Combating major environmental issues facing the global community, such as climate change, water scarcity, resource depletion and habitat loss, in a widespread way starts with small steps.
Guided by Toyota’s Environmental Challenge 2050, the company’s long-term environmental initiative, Toyota is making progress toward a net positive impact on the environment.
Comprised of six individual challenges that seek to make Toyota a net positive carbon contributor while enriching the lives of diverse communities, Challenge 2050 is a driving force behind many decisions. The first three challenges focus on carbon and call for completely eliminating – not just reducing – greenhouse gas emissions from all vehicles, operations and supply chain. The fourth challenge addresses water availability and quality, while the fifth and sixth challenges seek to move closer to contributing to a recycling-based society and protecting nature.

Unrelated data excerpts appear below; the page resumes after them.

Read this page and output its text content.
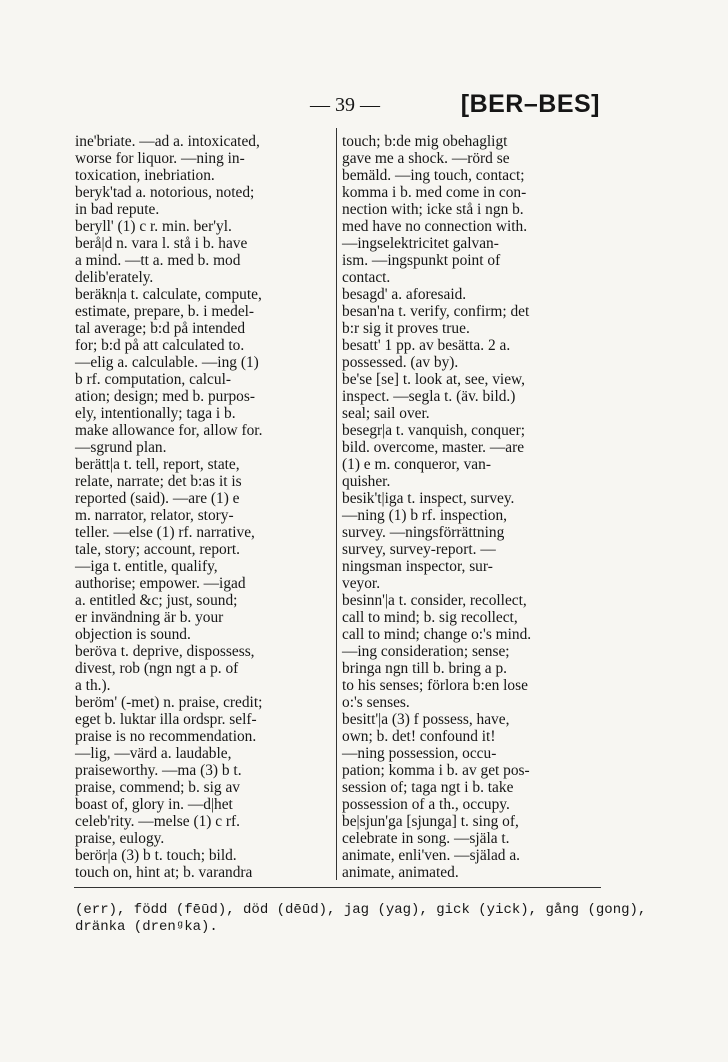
— 39 —	[BER–BES]
ine'briate. —ad a. intoxicated,
worse for liquor. —ning in-
toxication, inebriation.
beryk'tad a. notorious, noted;
in bad repute.
beryll' (1) c r. min. ber'yl.
berå|d n. vara l. stå i b. have
a mind. —tt a. med b. mod
delib'erately.
beräkn|a t. calculate, compute,
estimate, prepare, b. i medel-
tal average; b:d på intended
for; b:d på att calculated to.
—elig a. calculable. —ing (1)
b rf. computation, calcul-
ation; design; med b. purpos-
ely, intentionally; taga i b.
make allowance for, allow for.
—sgrund plan.
berätt|a t. tell, report, state,
relate, narrate; det b:as it is
reported (said). —are (1) e
m. narrator, relator, story-
teller. —else (1) rf. narrative,
tale, story; account, report.
—iga t. entitle, qualify,
authorise; empower. —igad
a. entitled &c; just, sound;
er invändning är b. your
objection is sound.
beröva t. deprive, dispossess,
divest, rob (ngn ngt a p. of
a th.).
beröm' (-met) n. praise, credit;
eget b. luktar illa ordspr. self-
praise is no recommendation.
—lig, —värd a. laudable,
praiseworthy. —ma (3) b t.
praise, commend; b. sig av
boast of, glory in. —d|het
celeb'rity. —melse (1) c rf.
praise, eulogy.
berör|a (3) b t. touch; bild.
touch on, hint at; b. varandra
touch; b:de mig obehagligt
gave me a shock. —rörd se
bemäld. —ing touch, contact;
komma i b. med come in con-
nection with; icke stå i ngn b.
med have no connection with.
—ingselektricitet galvan-
ism. —ingspunkt point of
contact.
besagd' a. aforesaid.
besan'na t. verify, confirm; det
b:r sig it proves true.
besatt' 1 pp. av besätta. 2 a.
possessed. (av by).
be'se [se] t. look at, see, view,
inspect. —segla t. (äv. bild.)
seal; sail over.
besegr|a t. vanquish, conquer;
bild. overcome, master. —are
(1) e m. conqueror, van-
quisher.
besik't|iga t. inspect, survey.
—ning (1) b rf. inspection,
survey. —ningsförrättning
survey, survey-report. —
ningsman inspector, sur-
veyor.
besinn'|a t. consider, recollect,
call to mind; b. sig recollect,
call to mind; change o:'s mind.
—ing consideration; sense;
bringa ngn till b. bring a p.
to his senses; förlora b:en lose
o:'s senses.
besitt'|a (3) f possess, have,
own; b. det! confound it!
—ning possession, occu-
pation; komma i b. av get pos-
session of; taga ngt i b. take
possession of a th., occupy.
be|sjun'ga [sjunga] t. sing of,
celebrate in song. —själa t.
animate, enli'ven. —själad a.
animate, animated.
(err), född (fēūd), död (dēūd), jag (yag), gick (yick), gång (gong),
dränka (drenᵍka).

In the recently published 2017 North American Environmental Report, Toyota outlines positive impacts made across North America. In 2017, Toyota expanded its use of renewable energy with solar installations at an assembly plant in Baja California, Mexico; Toyota’s new North American headquarters campus in Plano, Texas; and a new supplier center in York, Michigan, generating more than 590,000 kilowatt-hours of renewable electricity. Projects at four of Toyota’s North American manufacturing plants resulted in water savings last fiscal year in excess of 43.2 million gallons, equivalent to the annual water use of 394 average American families.